Why do we forget our earliest memories?
FeatureThe first years of life are generally inaccessible to our adult memory. Neuroscience explores this intriguing 'infantile amnesia,' revisiting a concept coined by Sigmund Freud.
Our early childhood is a strange paradox. As pivotal as it is for our future, the dawn of our lives seems to be shrouded in a thick fog in our adult brains. Hardly anyone remembers their experiences before the age of 2 or 3, and even memories before the age of 5 or 6 are hard to access. If a survivor does inadvertently emerge from this vast forgetfulness, lingering doubts remain. Is it not merely an echo of a frequently told family story, a reflection of a photo album often viewed – a reconstruction after the event?
The term "infantile amnesia" itself is ambiguous: "A 4-year-old child, for example, does not have amnesia," said neuropsychologist Francis Eustache, a memory specialist at the French National Institute for Health and Medical Research (INSERM) at the Université de Caen Normandie. "They can remember a circus show they saw the month before – but probably won't do as an adult. And by the time they're 10 or 15, they may have forgotten it." Therefore, it refers to a sort of amnesia affecting early childhood episodes, but which only appears later in life.
Novelists, of course, have continually explored this oblivion. Frenc writer Patrick Modiano, for example, is a master at painting the chiaroscuro of lost childhood – and the confusion that grips adults, confronted with rare vestiges of their past. "He could not keep his eyes off this photograph and he wondered why he had forgotten it (...). He experienced a sort of giddiness, a tingling sensation at the roots of his hair. This child, so detached from him over such a very long time to the extent that he had become a stranger, was, he was forced to acknowledge, himself," recounted the 2014 Nobel Prize in Literature winner (So You Don't Get Lost in the Neighborhood).

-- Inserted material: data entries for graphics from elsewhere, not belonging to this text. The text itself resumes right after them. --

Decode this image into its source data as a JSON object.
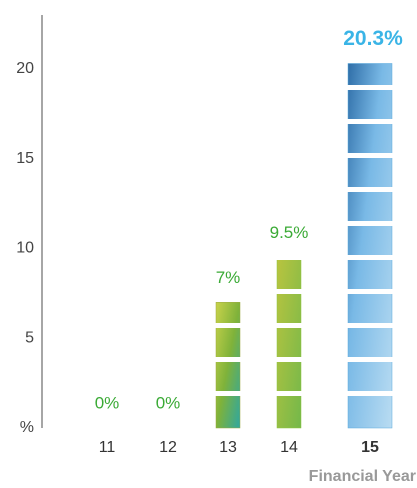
{
  "chart_data": {
    "type": "bar",
    "categories": [
      "11",
      "12",
      "13",
      "14",
      "15"
    ],
    "values": [
      0,
      0,
      7,
      9.5,
      20.3
    ],
    "value_labels": [
      "0%",
      "0%",
      "7%",
      "9.5%",
      "20.3%"
    ],
    "colors": [
      "#8dbf3f",
      "#8dbf3f",
      "#9aa83a",
      "#8cc63f",
      "#5aa9dc"
    ],
    "label_color": "#3aaa35",
    "highlight_color": "#3ab4e6",
    "ylim": [
      0,
      23
    ],
    "yticks": [
      {
        "value": 0,
        "label": "%"
      },
      5,
      10,
      15,
      20
    ],
    "xlabel": "Financial Year"
  }
}
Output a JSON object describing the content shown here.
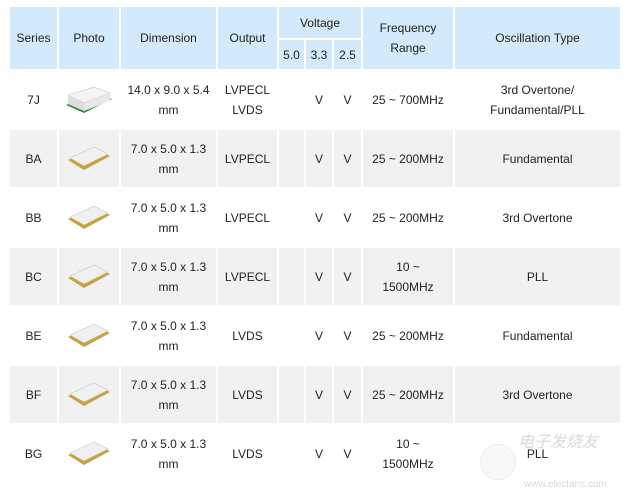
{
  "headers": {
    "series": "Series",
    "photo": "Photo",
    "dimension": "Dimension",
    "output": "Output",
    "voltage": "Voltage",
    "v50": "5.0",
    "v33": "3.3",
    "v25": "2.5",
    "frequency_l1": "Frequency",
    "frequency_l2": "Range",
    "oscillation": "Oscillation Type"
  },
  "rows": [
    {
      "series": "7J",
      "photo": "chip-large",
      "dim1": "14.0 x 9.0 x 5.4",
      "dim2": "mm",
      "out1": "LVPECL",
      "out2": "LVDS",
      "v50": "",
      "v33": "V",
      "v25": "V",
      "f1": "25 ~ 700MHz",
      "f2": "",
      "o1": "3rd Overtone/",
      "o2": "Fundamental/PLL"
    },
    {
      "series": "BA",
      "photo": "chip-small",
      "dim1": "7.0 x 5.0 x 1.3",
      "dim2": "mm",
      "out1": "LVPECL",
      "out2": "",
      "v50": "",
      "v33": "V",
      "v25": "V",
      "f1": "25 ~ 200MHz",
      "f2": "",
      "o1": "Fundamental",
      "o2": ""
    },
    {
      "series": "BB",
      "photo": "chip-small",
      "dim1": "7.0 x 5.0 x 1.3",
      "dim2": "mm",
      "out1": "LVPECL",
      "out2": "",
      "v50": "",
      "v33": "V",
      "v25": "V",
      "f1": "25 ~ 200MHz",
      "f2": "",
      "o1": "3rd Overtone",
      "o2": ""
    },
    {
      "series": "BC",
      "photo": "chip-small",
      "dim1": "7.0 x 5.0 x 1.3",
      "dim2": "mm",
      "out1": "LVPECL",
      "out2": "",
      "v50": "",
      "v33": "V",
      "v25": "V",
      "f1": "10 ~",
      "f2": "1500MHz",
      "o1": "PLL",
      "o2": ""
    },
    {
      "series": "BE",
      "photo": "chip-small",
      "dim1": "7.0 x 5.0 x 1.3",
      "dim2": "mm",
      "out1": "LVDS",
      "out2": "",
      "v50": "",
      "v33": "V",
      "v25": "V",
      "f1": "25 ~ 200MHz",
      "f2": "",
      "o1": "Fundamental",
      "o2": ""
    },
    {
      "series": "BF",
      "photo": "chip-small",
      "dim1": "7.0 x 5.0 x 1.3",
      "dim2": "mm",
      "out1": "LVDS",
      "out2": "",
      "v50": "",
      "v33": "V",
      "v25": "V",
      "f1": "25 ~ 200MHz",
      "f2": "",
      "o1": "3rd Overtone",
      "o2": ""
    },
    {
      "series": "BG",
      "photo": "chip-small",
      "dim1": "7.0 x 5.0 x 1.3",
      "dim2": "mm",
      "out1": "LVDS",
      "out2": "",
      "v50": "",
      "v33": "V",
      "v25": "V",
      "f1": "10 ~",
      "f2": "1500MHz",
      "o1": "PLL",
      "o2": ""
    }
  ],
  "watermark": {
    "cn": "电子发烧友",
    "url": "www.elecfans.com"
  }
}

This oblivion is intriguing, fascinating – and does indeed evoke a sense of giddiness. How can these early years, so fundamental in constructing our identity, be erased from our conscious memory? What cerebral mechanisms are at play? Have our early years truly left no trace, however faint, in our brains' soft, gray matter? If there are traces, could we retrieve them and resurrect these fragments of early memories? Do other mammals experience such amnesia? Moreover, what might be the advantage of such forgetfulness for these species?
Treasure hunt
We headed for Berlin, to the Max Planck Institute for Human Development, where some of these questions are being explored. On a mid-June morning, we were suddenly plunged into a fairytale world: Sometimes it was a welcoming jungle, other times an underwater landscape teeming with sand creatures. In reality, these were two settings alternately projected onto the walls of this unusual laboratory, custom-made for toddlers by Sarah Power, the postdoctoral researcher leading this project as part of the team of Markus Werkle-Bergner, a psychologist and neuroscientist specializing in memory.